Experts blame the increased elephant-human conflict on fragmentation of elephant corridors as a result of deforestation, mining, industrialisation, and rapid urbanisation. In their December 2025 paper titled Two Decades of Human–Elephant Conflict in Jharkhand: Spatial and Ecological Drivers of Human Fatalities, a team of researchers led by Dr Bilal Habib, a conservation biologist and scientist at the Wildlife Institute of India, Dehradun, wrote that mining and industrial development in Jharkhand have led to fragmentation of elephant habitats and increased human presence in these areas.

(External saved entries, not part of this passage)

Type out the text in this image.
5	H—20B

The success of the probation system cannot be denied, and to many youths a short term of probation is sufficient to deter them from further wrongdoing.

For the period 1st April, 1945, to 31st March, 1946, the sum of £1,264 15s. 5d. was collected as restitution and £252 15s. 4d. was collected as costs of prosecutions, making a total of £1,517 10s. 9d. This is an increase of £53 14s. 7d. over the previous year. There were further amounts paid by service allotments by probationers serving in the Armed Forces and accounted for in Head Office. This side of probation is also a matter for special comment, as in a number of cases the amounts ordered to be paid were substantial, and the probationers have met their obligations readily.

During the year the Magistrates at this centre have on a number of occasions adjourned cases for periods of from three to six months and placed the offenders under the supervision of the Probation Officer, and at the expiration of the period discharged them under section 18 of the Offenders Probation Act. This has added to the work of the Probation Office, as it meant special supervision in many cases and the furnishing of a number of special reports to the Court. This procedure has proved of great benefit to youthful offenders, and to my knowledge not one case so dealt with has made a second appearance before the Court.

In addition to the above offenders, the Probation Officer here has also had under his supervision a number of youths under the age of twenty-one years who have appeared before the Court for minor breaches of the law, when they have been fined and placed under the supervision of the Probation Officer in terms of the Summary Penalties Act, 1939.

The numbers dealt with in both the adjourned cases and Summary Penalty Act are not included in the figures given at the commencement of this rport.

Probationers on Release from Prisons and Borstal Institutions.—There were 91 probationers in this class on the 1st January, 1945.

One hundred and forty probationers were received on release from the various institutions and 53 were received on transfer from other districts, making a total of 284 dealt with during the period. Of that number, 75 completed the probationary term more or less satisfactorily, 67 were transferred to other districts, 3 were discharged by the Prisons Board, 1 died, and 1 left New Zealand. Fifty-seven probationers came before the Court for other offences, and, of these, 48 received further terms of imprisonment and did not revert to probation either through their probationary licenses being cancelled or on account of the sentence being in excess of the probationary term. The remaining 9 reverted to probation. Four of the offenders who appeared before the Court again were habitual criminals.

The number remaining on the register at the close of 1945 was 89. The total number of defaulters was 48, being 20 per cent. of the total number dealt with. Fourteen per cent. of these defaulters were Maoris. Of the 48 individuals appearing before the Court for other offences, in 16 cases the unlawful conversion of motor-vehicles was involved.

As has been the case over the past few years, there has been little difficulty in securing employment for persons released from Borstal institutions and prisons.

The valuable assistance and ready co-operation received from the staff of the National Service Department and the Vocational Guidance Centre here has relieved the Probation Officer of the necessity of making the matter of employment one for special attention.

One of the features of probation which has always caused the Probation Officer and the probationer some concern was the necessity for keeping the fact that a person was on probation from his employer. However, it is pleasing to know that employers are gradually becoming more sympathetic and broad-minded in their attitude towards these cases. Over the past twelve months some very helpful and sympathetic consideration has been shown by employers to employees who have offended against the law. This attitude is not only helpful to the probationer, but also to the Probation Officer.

“The degradation of elephant habitats in Jharkhand has far-reaching consequences for both elephants and humans. Elephants that are unable to access traditional migratory routes are forced into fragmented habitats, increasing the likelihood of inbreeding and reducing genetic diversity within populations,” the paper says. “For local communities, the economic and social impacts of HEC [Human-Elephant Conflict] are severe. Crop losses, property damage, and human fatalities have become common occurrences, particularly in districts such as West Singhbhum, Giridih, and Hazaribagh.”
Frustrated villagers are taking their anger out on officials. At Benisagar village, where Prakash Das was killed on January 5, a consultation between the two sides ends in a tense huddle. People feel let down, says village headman Chatar.